Konuşmasına Allah’a hamd ve Rasulü’ne salât ile başlayan Yusuf Muhareze,
yaşadığı siyasi engeller nedeniyle konferansa bizzat katılamadığını, ancak
sesini duyurabildiği için hamdettiğini ifade ederek sözlerine başladı. Şöyle
konuştu:
“İsterdim ki ben de bu konferansa sizinle birlikte katılayım… Ancak
yaşadığımız bu olaylar sebebiyle yurt dışına çıkış yasağına maruz kaldım.
El-Aliyy ve el-Azîm olan Allah’tan başka hiçbir güç ve kuvvet sahibi yoktur.”
Gazze’nin, Osmanlı Hilâfeti döneminden bu yana ümmetin izzetinin sembolü
olduğunu hatırlatan Muhareze, tarihi örneklerle ümmetin bu topraklara olan
bağını şöyle dile getirdi:
“Sultan Abdülhamid’e, Filistin topraklarını satması teklif edildiğinde,
‘Bedenimi lime lime doğrasalar bu mübarek toprakların tek bir karışını dahi
vermem!’ demiştir. Allah ona rahmet eylesin.”
İman ve sadakatin bir başka örneğini de Iğdırlı Hasan Onbaşı ile
verdi:
“Osmanlı Devleti yıkılmıştı ama Hasan Onbaşı 1980’li yıllara kadar Aksa’da
nöbet tutmaya devam etti. Kalbi, ruhu hep oradaydı.”
Gazze’nin bugün kuşatma, açlık ve bombardıman altında olduğunu dile getiren
Muhareze, Müslüman yöneticileri ve onların sessizliğini savunanları sert
sözlerle eleştirdi:
“Gazze kırmızı çizgimizdir’ diyorlar ama akan kızıl kanı görmüyorlar!

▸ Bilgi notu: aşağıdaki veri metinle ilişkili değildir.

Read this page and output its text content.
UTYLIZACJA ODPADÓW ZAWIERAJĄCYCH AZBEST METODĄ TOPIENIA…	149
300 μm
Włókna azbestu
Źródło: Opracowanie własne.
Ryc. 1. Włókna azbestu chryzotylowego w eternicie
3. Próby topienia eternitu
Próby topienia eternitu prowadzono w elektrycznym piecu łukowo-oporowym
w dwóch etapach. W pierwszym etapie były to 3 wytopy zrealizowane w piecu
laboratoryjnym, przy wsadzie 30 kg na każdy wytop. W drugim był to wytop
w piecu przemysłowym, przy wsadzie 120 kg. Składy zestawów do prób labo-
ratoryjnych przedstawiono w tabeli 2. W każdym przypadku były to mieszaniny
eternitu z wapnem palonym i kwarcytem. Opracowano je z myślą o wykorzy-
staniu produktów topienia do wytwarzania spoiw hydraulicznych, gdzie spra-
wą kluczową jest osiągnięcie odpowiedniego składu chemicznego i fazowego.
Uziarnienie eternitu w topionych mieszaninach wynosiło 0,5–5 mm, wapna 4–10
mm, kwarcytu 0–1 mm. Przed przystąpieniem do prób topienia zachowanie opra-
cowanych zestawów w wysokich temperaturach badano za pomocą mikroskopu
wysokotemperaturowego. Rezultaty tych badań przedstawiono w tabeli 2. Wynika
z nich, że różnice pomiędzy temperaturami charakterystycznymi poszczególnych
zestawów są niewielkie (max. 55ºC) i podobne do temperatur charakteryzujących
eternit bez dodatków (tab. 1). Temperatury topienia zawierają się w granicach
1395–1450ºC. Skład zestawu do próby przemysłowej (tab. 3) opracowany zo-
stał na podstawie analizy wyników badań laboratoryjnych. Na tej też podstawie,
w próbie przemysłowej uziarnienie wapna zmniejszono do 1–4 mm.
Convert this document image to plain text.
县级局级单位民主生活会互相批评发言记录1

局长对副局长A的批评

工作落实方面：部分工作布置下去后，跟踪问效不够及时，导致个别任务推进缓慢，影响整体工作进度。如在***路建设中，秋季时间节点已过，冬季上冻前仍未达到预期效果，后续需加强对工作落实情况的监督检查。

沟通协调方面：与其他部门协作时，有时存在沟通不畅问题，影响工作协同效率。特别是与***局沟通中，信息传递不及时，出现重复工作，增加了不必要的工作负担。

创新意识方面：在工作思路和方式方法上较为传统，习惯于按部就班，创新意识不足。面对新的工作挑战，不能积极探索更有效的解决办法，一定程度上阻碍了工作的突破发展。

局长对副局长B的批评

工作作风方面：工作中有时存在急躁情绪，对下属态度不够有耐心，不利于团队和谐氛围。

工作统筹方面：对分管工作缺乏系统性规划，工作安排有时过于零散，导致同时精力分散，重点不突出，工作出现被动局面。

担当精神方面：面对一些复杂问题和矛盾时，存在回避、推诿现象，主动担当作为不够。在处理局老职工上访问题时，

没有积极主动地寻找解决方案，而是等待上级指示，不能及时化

Yöneticiler
ne yapsın ki, diyenler ise nifak sıfatını kuşanmış gibiler!”
Ardından ümmete cesaret ve sorumluluk çağrısı yaptı:
“İçinizde hiç mi adam gibi bir adam yok? Güç sahipleri nerede? Askerler,
ordular nerede?
Haydi artık, paramparça olmuş bu toprakların imdadına koşun!”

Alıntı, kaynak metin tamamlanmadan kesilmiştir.